Rourke leans over to Wilson, gives out a quick, high laugh, sticks his tongue into her ear. Wilson starts a rolling giggle and Rourke tries to whisper, “I’m hard as a freakin’ rock,” but it comes out fast at full volume and suddenly the whole room is convulsing with laughter.
“That’s what I’m saying,” Jacobi chokes out. “That’s what I’m trying to tell you.”
Wilson slides out of her seat and into Rourke’s lap and they start kissing, a weird, birdlike peck around the proximity of each other’s mouth, their tongues suddenly taking on lizardlike movement, darting in and out of the holes of their mouths like enraged snakes. They begin to lick each other’s face as Jacobi, still in his seat, begins to spit out filthy limericks that get unintelligible after the second one. Jacobi’s head starts to jerk in unexpected directions, as if someone had harnessed it and was tugging in random directions with too much force. The motion doesn’t seem to bother him, though. He smiles a big idiot’s grin as the head leaps side to side, up and down in jagged Tourette-like seizures.
Rourke starts to unbutton Wilson’s blouse, his fingers flying, either unaware or uncaring of the others’ presence.

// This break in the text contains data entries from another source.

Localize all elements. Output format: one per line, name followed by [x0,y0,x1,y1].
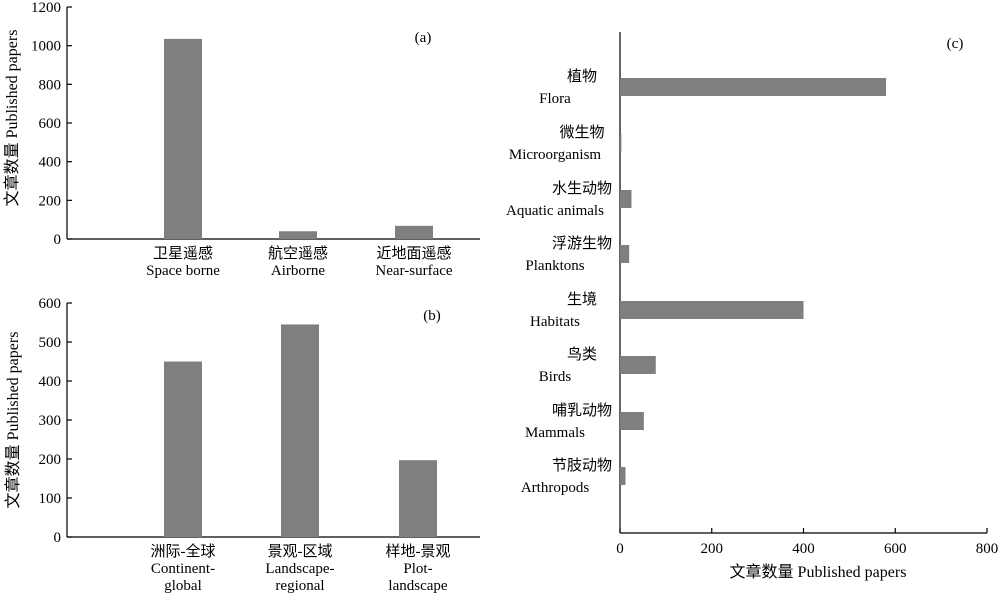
panel-a-category-label-en: Space borne [146,263,220,279]
panel-c-bar [620,134,622,152]
panel-c-x-tick-label: 400 [792,541,815,557]
panel-a-y-tick-label: 1000 [31,39,61,55]
panel-b-category-label-zh: 景观-区域 [268,543,333,560]
panel-c-category-label-zh: 节肢动物 [552,457,612,474]
panel-a-bar [395,225,433,239]
panel-a-category-label-en: Near-surface [375,263,452,279]
panel-c-x-tick-label: 0 [616,541,624,557]
panel-b-y-tick-label: 300 [39,413,62,429]
panel-a-y-tick-label: 600 [39,116,62,132]
panel-c-bar [620,78,887,96]
panel-c-label: (c) [947,36,964,52]
panel-c-bar [620,190,632,208]
panel-c-x-tick-label: 800 [976,541,999,557]
panel-b-y-tick-label: 200 [39,452,62,468]
panel-b-y-tick-label: 100 [39,491,62,507]
panel-c-chart: (c) 文章数量 Published papers 0 200 400 600 800 植… [506,32,998,581]
panel-a-y-tick-label: 800 [39,77,62,93]
panel-b-category-label-en: regional [275,578,324,594]
panel-a-y-tick-label: 400 [39,155,62,171]
panel-b-label: (b) [423,308,441,324]
panel-c-category-label-zh: 浮游生物 [552,235,612,252]
panel-c-category-label-en: Mammals [525,425,585,441]
panel-a-category-label-zh: 近地面遥感 [376,245,451,262]
panel-c-category-label-zh: 哺乳动物 [552,402,612,419]
panel-b-y-tick-label: 400 [39,374,62,390]
panel-c-category-label-zh: 植物 [567,68,597,85]
panel-c-category-label-zh: 鸟类 [567,346,597,363]
panel-c-category-label-en: Birds [539,369,572,385]
panel-b-bar [164,361,202,537]
panel-a-ylabel: 文章数量 Published papers [3,30,21,207]
panel-b-category-label-en: Plot- [403,561,432,577]
panel-a-chart: (a) 文章数量 Published papers 0 200 400 600 800 1… [3,0,480,279]
panel-b-chart: (b) 文章数量 Published papers 0 100 200 300 400 5… [4,296,480,594]
panel-b-category-label-zh: 洲际-全球 [151,542,216,560]
panel-c-category-label-en: Flora [539,91,571,107]
panel-c-category-label-zh: 微生物 [559,124,604,141]
panel-c-category-label-en: Planktons [525,258,584,274]
panel-c-category-label-en: Habitats [530,314,580,330]
panel-b-bar [281,324,319,537]
panel-c-category-label-en: Microorganism [509,147,602,163]
panel-c-category-label-zh: 生境 [567,290,597,308]
panel-c-category-label-zh: 水生动物 [552,180,612,197]
panel-b-category-label-en: Landscape- [265,561,334,577]
panel-c-x-tick-label: 200 [701,541,724,557]
panel-a-y-tick-label: 0 [54,232,62,248]
panel-c-x-tick-label: 600 [884,541,907,557]
panel-b-category-label-en: Continent- [151,561,215,577]
panel-b-ylabel: 文章数量 Published papers [4,332,22,509]
panel-b-y-tick-label: 0 [54,530,62,546]
panel-c-bar [620,356,656,374]
panel-b-category-label-zh: 样地-景观 [386,543,451,560]
panel-c-category-label-en: Aquatic animals [506,203,604,219]
panel-c-category-label-en: Arthropods [521,480,589,496]
panel-c-bar [620,467,626,485]
panel-a-category-label-zh: 卫星遥感 [153,245,213,262]
panel-a-category-label-en: Airborne [271,263,325,279]
panel-b-bar [399,460,437,537]
panel-b-y-tick-label: 500 [39,335,62,351]
panel-b-category-label-en: global [164,578,202,594]
panel-c-bar [620,301,804,319]
panel-b-category-label-en: landscape [388,578,447,594]
panel-a-label: (a) [415,30,432,46]
panel-c-bar [620,412,644,430]
panel-a-y-tick-label: 200 [39,193,62,209]
panel-a-category-label-zh: 航空遥感 [268,245,328,262]
panel-a-y-tick-label: 1200 [31,0,61,16]
panel-c-bar [620,245,630,263]
panel-b-y-tick-label: 600 [39,296,62,312]
panel-c-xlabel: 文章数量 Published papers [730,563,907,581]
panel-a-bar [279,231,317,239]
panel-a-bar [164,38,202,240]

Bromberg’s the only one who seems to be growing unpleased with her condition. She’s squatting against a wall, on the verge of hyperventilating, talking to herself. Eva tries to make sense of the sounds, but between Jacobi’s singsong babbling and the sucking noises issuing from the tangle of Rourke and Wilson, she has no success.
All she can do is watch as Bromberg’s mouth starts to move open and closed, faster and faster, until the lips, tongue, teeth, gums, and black and pink interior are a blur, a messy haze of spastic tissue. An arena of muscles stimulated past known kinetics and into a world of helpless speed. It’s as if a point will come where the mouth will be forced to explode, where the tongue’s absolute, maximum capacity for movement will not be enough.